Close, but not quite.
I assume you're asking how the "mining" works, and that's actually pretty easy to explain.
Each bitcoin block is generated with a SHA256 hash of the block's header. Presumably, the header information is not guessable, otherwise it would be pointless.
The SHA256 hash becomes the "target." In order to successfully mine the block, you must produce a hash with a value lower than the target. The lower the target, the harder it is to mine the block.
The "target" is in fact the difficulty. Essentially a difficulty of 1 means an applicable proof-of-work block solution would be less than 2^256 >> 1 (I could be wrong on the max size, I'd have to look it up). A block "solution" is a sha-256 hash of (merkle root (which is generated by doing a merkle tree starting with the transaction IDs of all the transactions since the last block) + some other header stuff + a nonce). The header stuff is completely public and known. The "work" miners to is generate trillions upon trillions of those nonces (which is just a word for a random piece of data), calculate the sha-256, and see if the resulting sha is less than the target.
Successfully mining a block is essentially like winning the lottery because there is no known way to make educated guesses about what text might produce a hash below the target's value.
Once an acceptable hash has been generated by a miner, it is submitted to the network with a proof of work that permits the rest of the network to essentially check the solution.
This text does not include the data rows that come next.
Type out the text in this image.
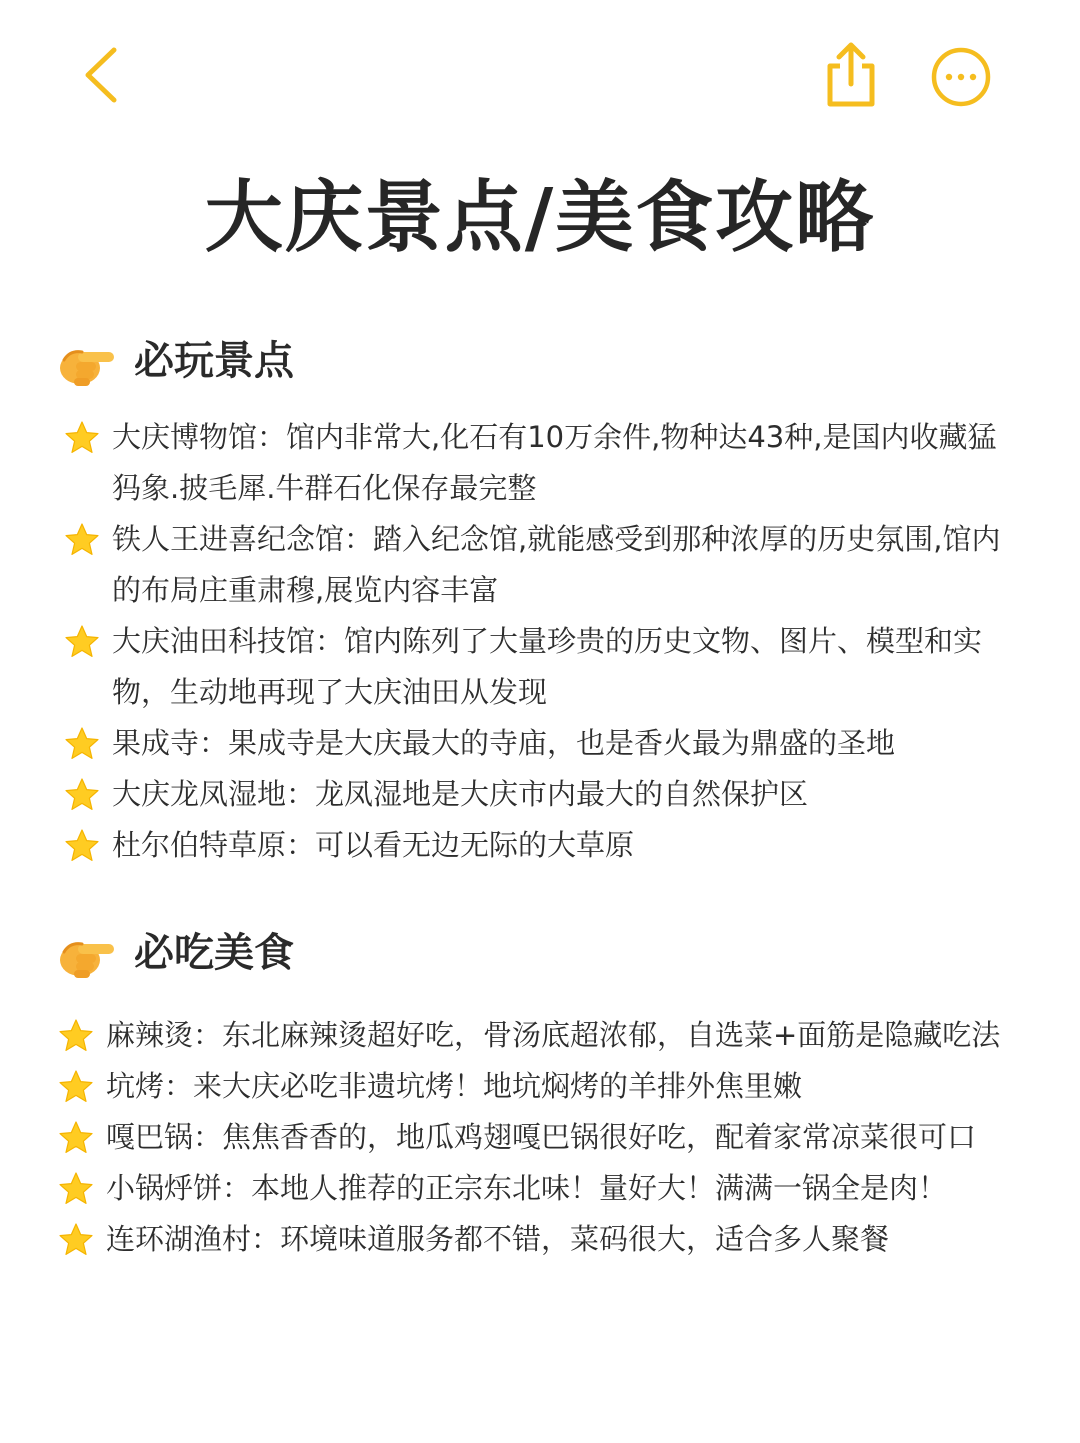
大庆景点/美食攻略
必玩景点
大庆博物馆：馆内非常大,化石有10万余件,物种达43种,是国内收藏猛犸象.披毛犀.牛群石化保存最完整
铁人王进喜纪念馆：踏入纪念馆,就能感受到那种浓厚的历史氛围,馆内的布局庄重肃穆,展览内容丰富
大庆油田科技馆：馆内陈列了大量珍贵的历史文物、图片、模型和实物，生动地再现了大庆油田从发现
果成寺：果成寺是大庆最大的寺庙，也是香火最为鼎盛的圣地
大庆龙凤湿地：龙凤湿地是大庆市内最大的自然保护区
杜尔伯特草原：可以看无边无际的大草原
必吃美食
麻辣烫：东北麻辣烫超好吃，骨汤底超浓郁，自选菜+面筋是隐藏吃法
坑烤：来大庆必吃非遗坑烤！地坑焖烤的羊排外焦里嫩
嘎巴锅：焦焦香香的，地瓜鸡翅嘎巴锅很好吃，配着家常凉菜很可口
小锅烀饼：本地人推荐的正宗东北味！量好大！满满一锅全是肉！
连环湖渔村：环境味道服务都不错，菜码很大，适合多人聚餐
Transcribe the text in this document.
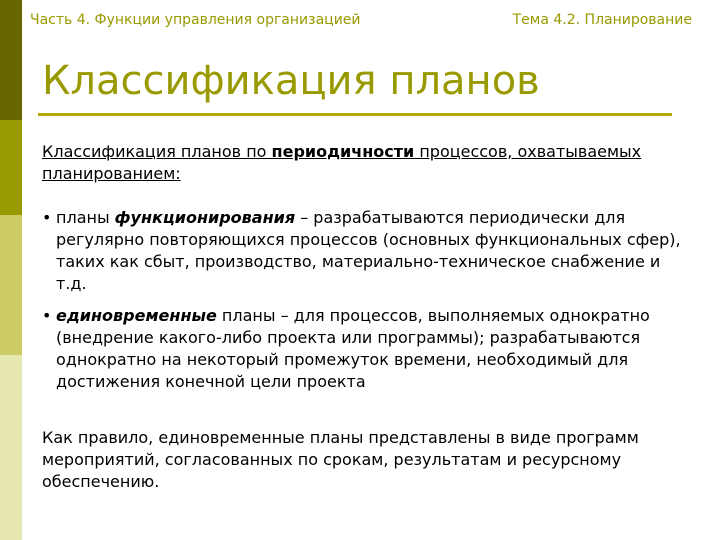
Часть 4. Функции управления организацией	Тема 4.2. Планирование
Классификация планов

Классификация планов по периодичности процессов, охватываемых планированием:

• планы функционирования – разрабатываются периодически для регулярно повторяющихся процессов (основных функциональных сфер), таких как сбыт, производство, материально-техническое снабжение и т.д.

• единовременные планы – для процессов, выполняемых однократно (внедрение какого-либо проекта или программы); разрабатываются однократно на некоторый промежуток времени, необходимый для достижения конечной цели проекта

Как правило, единовременные планы представлены в виде программ мероприятий, согласованных по срокам, результатам и ресурсному обеспечению.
At that point, the block is considered completed, the transactions are processed, and the successful miner is awarded the transaction fees plus 20 new BTC.
It's fees + 25 BTC. But that will change eventually, as we approach the max of 22 million BTC in circulation.
I don't think the rainbow table comparison is apt because you're not attempting to produce hash collisions, only find hashes below a set value. Finding a collision is exponentially more difficult, by design.
A "rainbow table" in this case would have to have a number of entries greater than the size of particles in the known universe, I think. We're talking about stupidly large numbers here.